3) The TNOs, in Brown’s claim, are 2-4% of Earth’s mass. That’s nowhere near the “two Jupiters” mentioned elsewhere.

4) Ergo, per you and Brown, there remains an undetected Jupiter-mass in some unstated distribution somewhere out there, either in or beyond the Kuiper belt. If the mass of the TNOs is supposed to be all that’s out there, that doesn’t provide enough gravity to warp the comet orbits in the way that you want. Putting the mass in a disc or torus or shell doesn’t change the problem that 3% of Earth’s mass <<100 AU out of the plane of the ecliptic, in opposite directions (V1 North, V2 South). The Kuiper Belt is on the order of 10 AU thick.

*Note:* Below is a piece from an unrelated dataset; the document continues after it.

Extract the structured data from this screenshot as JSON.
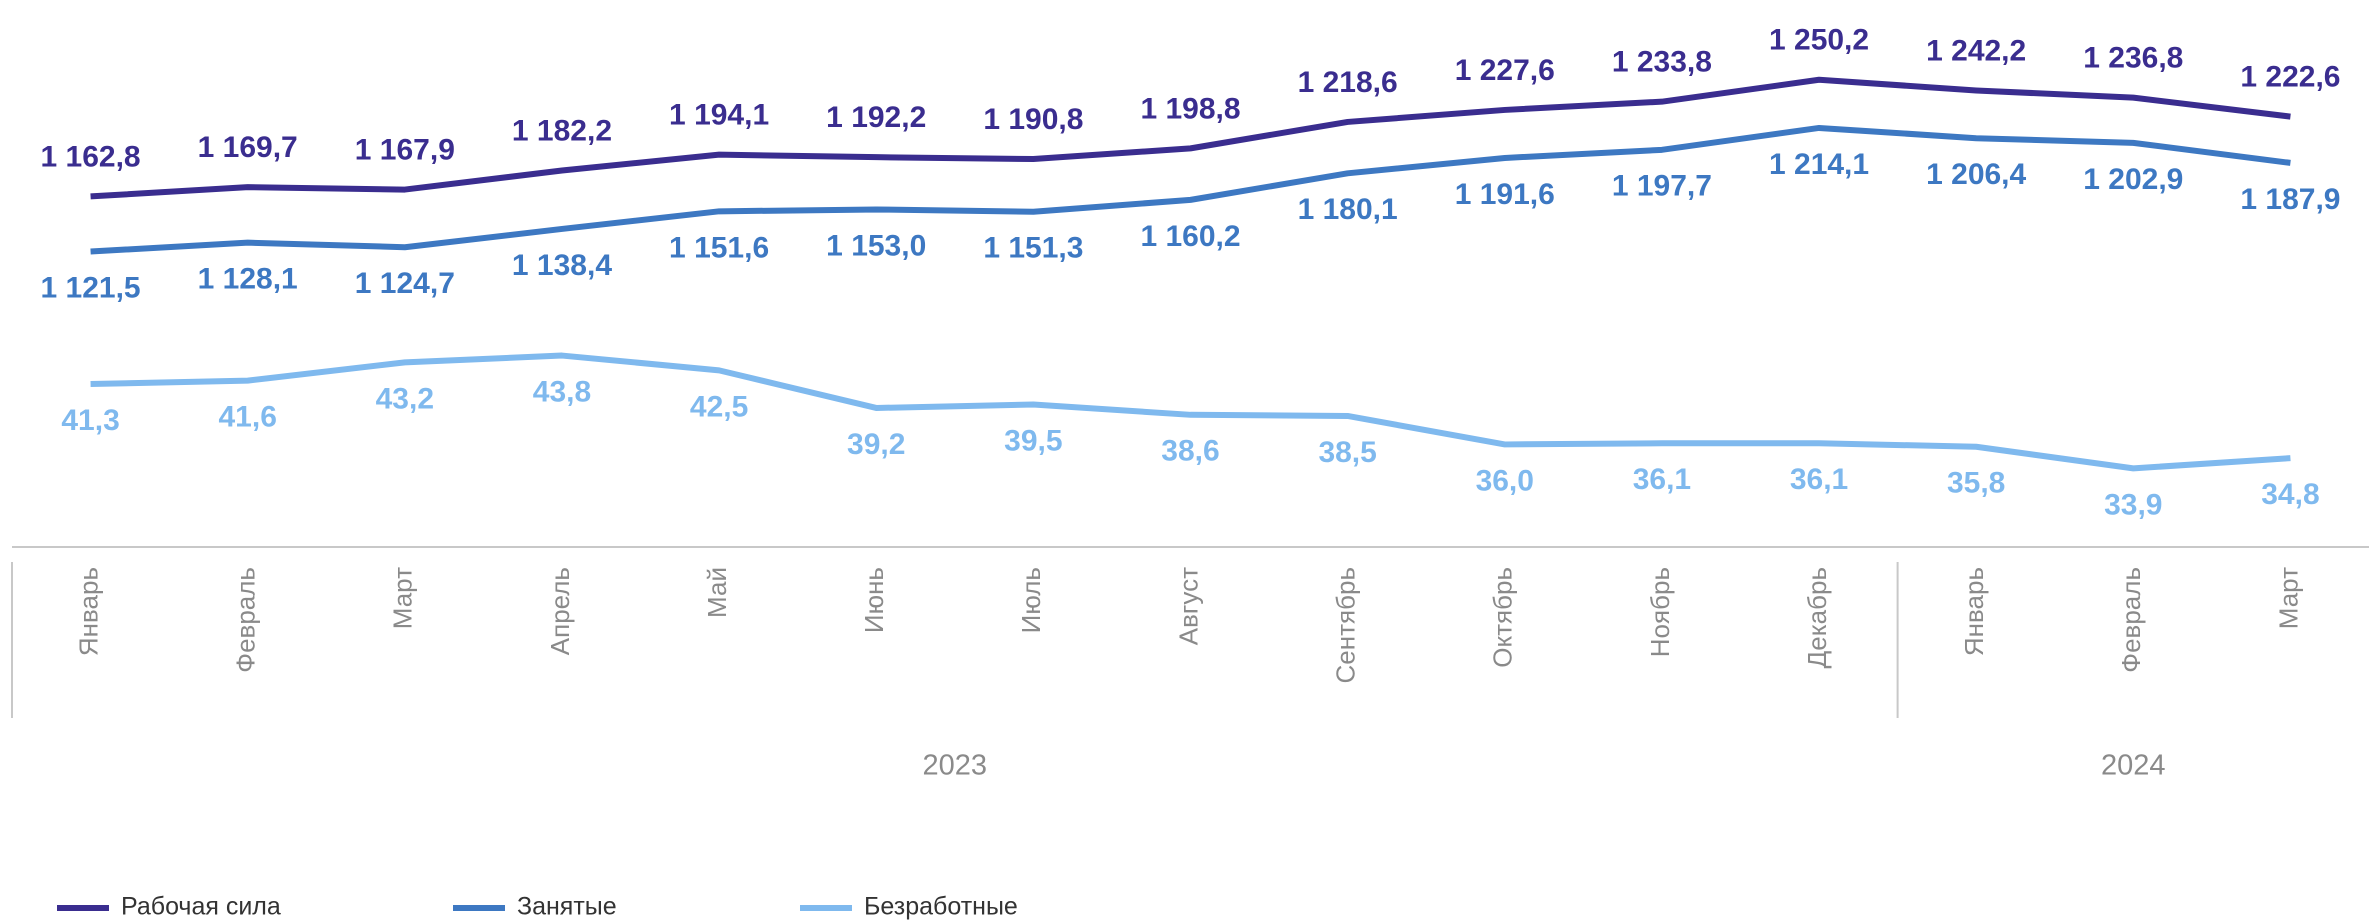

What interaction with the Kuiper Belt or Scattered Disc were you expecting?

MatthewJ

Looks like a chunk got lost from that last paragraph:

…Putting the mass in a disc or torus doesn’t change the problem that 3% of Earth’s mass <<< "about the mass of two Jupiters".

The Voyagers are currently both more than 100 AU out of the plane of the ecliptic…

Anyway, you got me monologuing, you rascal! I still don't know why you believe that the air over a flooded 29000' Everest would be too thin to breathe. Or why the Voyagers should have run into the Oort cloud by now.